Structural evolution by heat treatment of soft and hard carbons as Li storage materials: a joint NMR/XRD/TEM/Raman study†
Abstract
Thermally annealed soft carbon and hard carbon samples were investigated by a variety of methods. The ordering of the carbon matrix with increasing heat-treatment temperature was followed by X-ray diffraction (XRD), transmission electron microscopy (TEM) and Raman spectroscopy. The state of Li ions that can be incorporated in the evolved carbon structures was probed using 7Li NMR spectra and by 7Li NMR spin-relaxation that report the different aspects of order and disorder at the available sites. These latter observables were recorded at different temperatures that permitted separating the various structural and dynamic features (including Li ion diffusion) influencing them.
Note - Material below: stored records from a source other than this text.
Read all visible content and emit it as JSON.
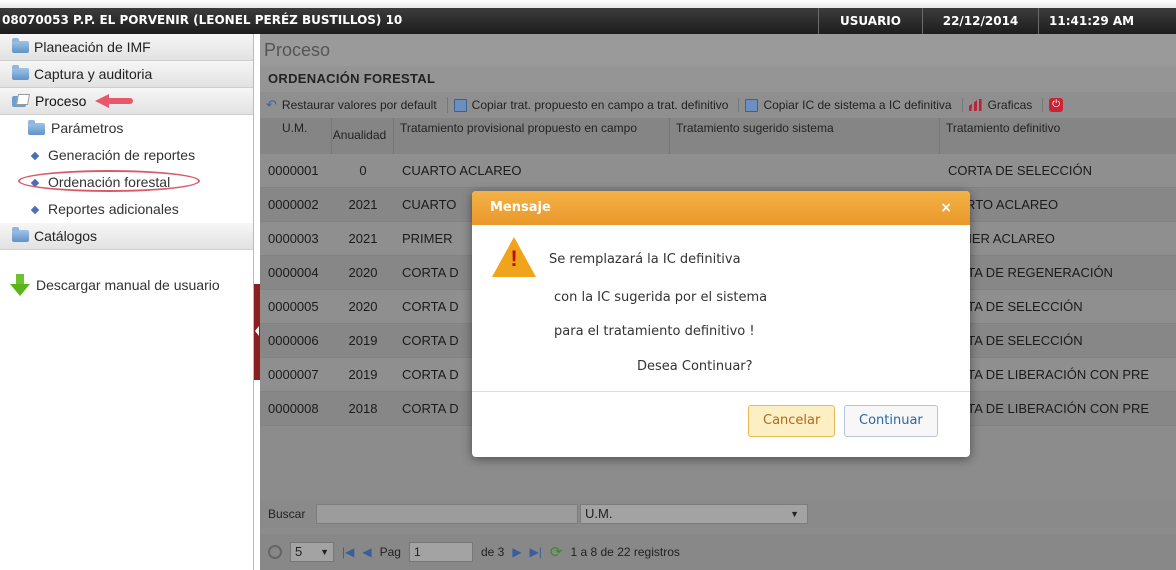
{
  "titlebar": {
    "app_title": "08070053 P.P. EL PORVENIR (LEONEL PERÉZ BUSTILLOS) 10",
    "user": "USUARIO",
    "date": "22/12/2014",
    "time": "11:41:29 AM"
  },
  "sidebar": {
    "items": [
      {
        "label": "Planeación de IMF"
      },
      {
        "label": "Captura y auditoria"
      },
      {
        "label": "Proceso"
      },
      {
        "label": "Parámetros"
      },
      {
        "label": "Generación de reportes"
      },
      {
        "label": "Ordenación forestal"
      },
      {
        "label": "Reportes adicionales"
      },
      {
        "label": "Catálogos"
      }
    ],
    "download_label": "Descargar manual de usuario"
  },
  "main": {
    "title": "Proceso",
    "section": "ORDENACIÓN FORESTAL",
    "toolbar": {
      "restore": "Restaurar valores por default",
      "copy_trat": "Copiar trat. propuesto en campo a trat. definitivo",
      "copy_ic": "Copiar IC de sistema a IC definitiva",
      "graficas": "Graficas"
    },
    "columns": {
      "um": "U.M.",
      "anualidad": "Anualidad",
      "prov": "Tratamiento provisional propuesto en campo",
      "sug": "Tratamiento sugerido sistema",
      "def": "Tratamiento definitivo"
    },
    "rows": [
      {
        "um": "0000001",
        "anu": "0",
        "prov": "CUARTO ACLAREO",
        "def": "CORTA DE SELECCIÓN"
      },
      {
        "um": "0000002",
        "anu": "2021",
        "prov": "CUARTO",
        "def": "UARTO ACLAREO"
      },
      {
        "um": "0000003",
        "anu": "2021",
        "prov": "PRIMER",
        "def": "RIMER ACLAREO"
      },
      {
        "um": "0000004",
        "anu": "2020",
        "prov": "CORTA D",
        "def": "ORTA DE REGENERACIÓN"
      },
      {
        "um": "0000005",
        "anu": "2020",
        "prov": "CORTA D",
        "def": "ORTA DE SELECCIÓN"
      },
      {
        "um": "0000006",
        "anu": "2019",
        "prov": "CORTA D",
        "def": "ORTA DE SELECCIÓN"
      },
      {
        "um": "0000007",
        "anu": "2019",
        "prov": "CORTA D",
        "def": "ORTA DE LIBERACIÓN CON PRE"
      },
      {
        "um": "0000008",
        "anu": "2018",
        "prov": "CORTA D",
        "def": "ORTA DE LIBERACIÓN CON PRE"
      }
    ],
    "search": {
      "label": "Buscar",
      "field": "U.M."
    },
    "pager": {
      "page_size": "5",
      "pag_label": "Pag",
      "page": "1",
      "of": "de 3",
      "records": "1 a 8 de 22 registros"
    }
  },
  "dialog": {
    "title": "Mensaje",
    "close": "×",
    "line1": "Se remplazará la IC definitiva",
    "line2": "con la IC sugerida por el sistema",
    "line3": "para el tratamiento definitivo !",
    "line4": "Desea Continuar?",
    "cancel": "Cancelar",
    "continue": "Continuar"
  }
}
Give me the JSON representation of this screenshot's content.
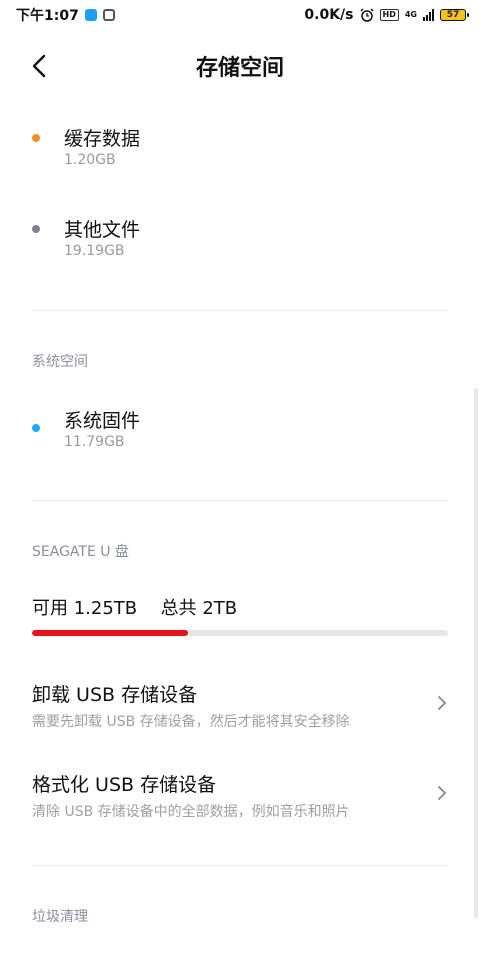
{
  "status": {
    "time": "下午1:07",
    "speed": "0.0K/s",
    "network": "4G",
    "battery": "57"
  },
  "header": {
    "title": "存储空间"
  },
  "storage_items": [
    {
      "label": "缓存数据",
      "size": "1.20GB",
      "color": "#f0902a"
    },
    {
      "label": "其他文件",
      "size": "19.19GB",
      "color": "#7a8190"
    }
  ],
  "system": {
    "header": "系统空间",
    "item": {
      "label": "系统固件",
      "size": "11.79GB",
      "color": "#1aaef0"
    }
  },
  "usb": {
    "header": "SEAGATE U 盘",
    "available_label": "可用 1.25TB",
    "total_label": "总共 2TB",
    "used_fraction": 0.375,
    "used_color": "#e8121e",
    "actions": [
      {
        "title": "卸载 USB 存储设备",
        "subtitle": "需要先卸载 USB 存储设备，然后才能将其安全移除"
      },
      {
        "title": "格式化 USB 存储设备",
        "subtitle": "清除 USB 存储设备中的全部数据，例如音乐和照片"
      }
    ]
  },
  "junk": {
    "header": "垃圾清理"
  }
}
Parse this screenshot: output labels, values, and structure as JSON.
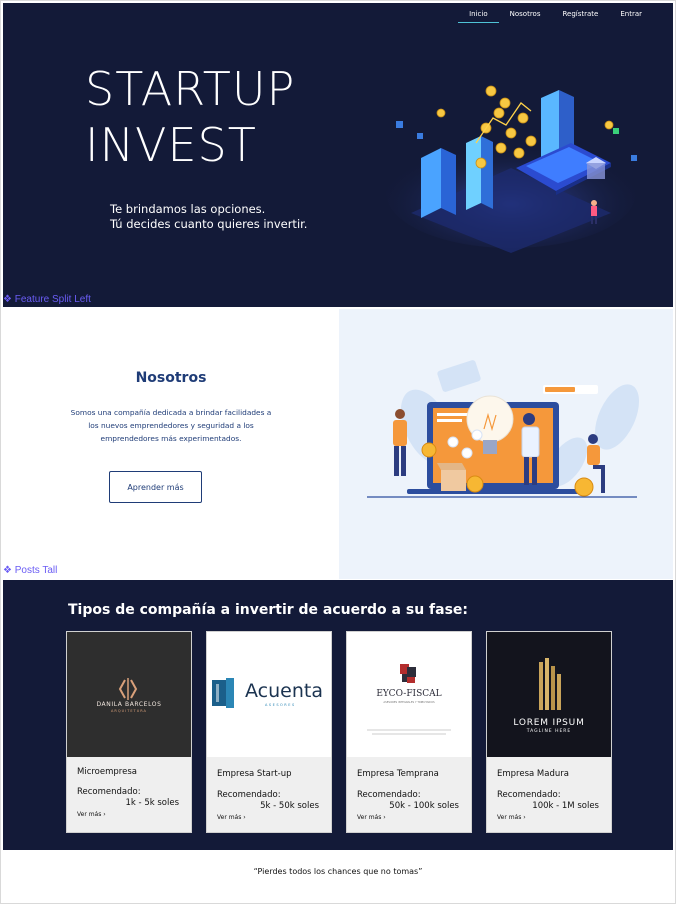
{
  "nav": {
    "items": [
      {
        "label": "Inicio",
        "active": true
      },
      {
        "label": "Nosotros",
        "active": false
      },
      {
        "label": "Regístrate",
        "active": false
      },
      {
        "label": "Entrar",
        "active": false
      }
    ]
  },
  "hero": {
    "title_line1": "STARTUP",
    "title_line2": "INVEST",
    "subtitle_line1": "Te brindamos las opciones.",
    "subtitle_line2": "Tú decides cuanto quieres invertir."
  },
  "sections": {
    "feature_label": "❖ Feature Split Left",
    "posts_label": "❖ Posts Tall"
  },
  "about": {
    "title": "Nosotros",
    "text_line1": "Somos una compañía dedicada a brindar facilidades a",
    "text_line2": "los nuevos emprendedores y seguridad a los",
    "text_line3": "emprendedores más experimentados.",
    "button_label": "Aprender más"
  },
  "posts": {
    "title": "Tipos de compañía a invertir de acuerdo a su fase:",
    "rec_label": "Recomendado:",
    "more_label": "Ver más ›",
    "cards": [
      {
        "name": "Microempresa",
        "range": "1k - 5k soles",
        "logo_main": "DANILA BARCELOS",
        "logo_sub": "ARQUITETURA"
      },
      {
        "name": "Empresa Start-up",
        "range": "5k - 50k soles",
        "logo_main": "Acuenta",
        "logo_sub": "ASESORES"
      },
      {
        "name": "Empresa Temprana",
        "range": "50k - 100k soles",
        "logo_main": "EYCO-FISCAL",
        "logo_sub": "ASESORES INTEGRALES Y TRIBUTARIOS"
      },
      {
        "name": "Empresa Madura",
        "range": "100k - 1M soles",
        "logo_main": "LOREM IPSUM",
        "logo_sub": "TAGLINE HERE"
      }
    ]
  },
  "quote": {
    "text": "“Pierdes todos los chances que no tomas”"
  },
  "colors": {
    "navy": "#131a38",
    "about_blue": "#1f3c77",
    "light_panel": "#edf3fb",
    "label_purple": "#6a5cf4",
    "accent_cyan": "#4fc3d6",
    "orange": "#f5983b"
  }
}
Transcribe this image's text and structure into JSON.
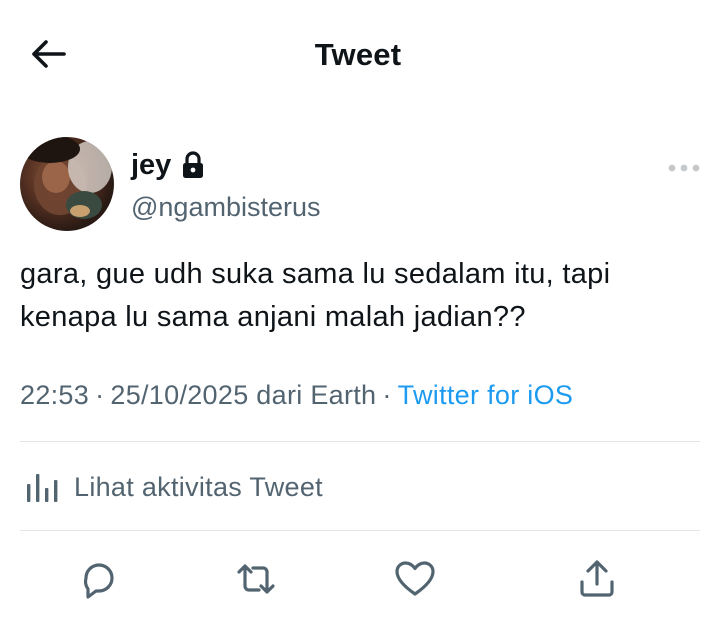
{
  "header": {
    "title": "Tweet",
    "back_icon": "arrow-left-icon"
  },
  "author": {
    "display_name": "jey",
    "handle": "@ngambisterus",
    "protected_icon": "lock-icon"
  },
  "tweet": {
    "text_line_1": "gara, gue udh suka sama lu sedalam itu, tapi",
    "text_line_2": "kenapa lu sama anjani malah jadian??",
    "time": "22:53",
    "date": "25/10/2025 dari Earth",
    "separator": "·",
    "source": "Twitter for iOS"
  },
  "activity": {
    "label": "Lihat aktivitas Tweet",
    "icon": "analytics-icon"
  },
  "actions": {
    "reply_icon": "reply-icon",
    "retweet_icon": "retweet-icon",
    "like_icon": "heart-icon",
    "share_icon": "share-icon"
  },
  "colors": {
    "text": "#0f1419",
    "secondary": "#536471",
    "link": "#1d9bf0",
    "divider": "#e1e5e8"
  }
}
Both the initial structures and their respective structural evolution were shown to be complex. While all observations pointed to an increasing order and an increasing size of domains upon increasing heat-treatment temperature, the change in Li capacity is either non-monotonic (soft carbon) or increasingly diverging from the graphite value (hard carbon). We propose that these, apparently, contradictory trends are partly caused by kinetic limitations. Heat treatment at 2500 °C turned the dominating fraction of the soft carbon to essentially graphite with regard to both atomic and electronic structures and long range order, yet also created a minor fraction with a disordered structure that is responsible for the total capacity exceeding that for graphite. Untreated hard carbon permitted metallic clusters, but heat treatment eliminated the necessary sites and/or access to those.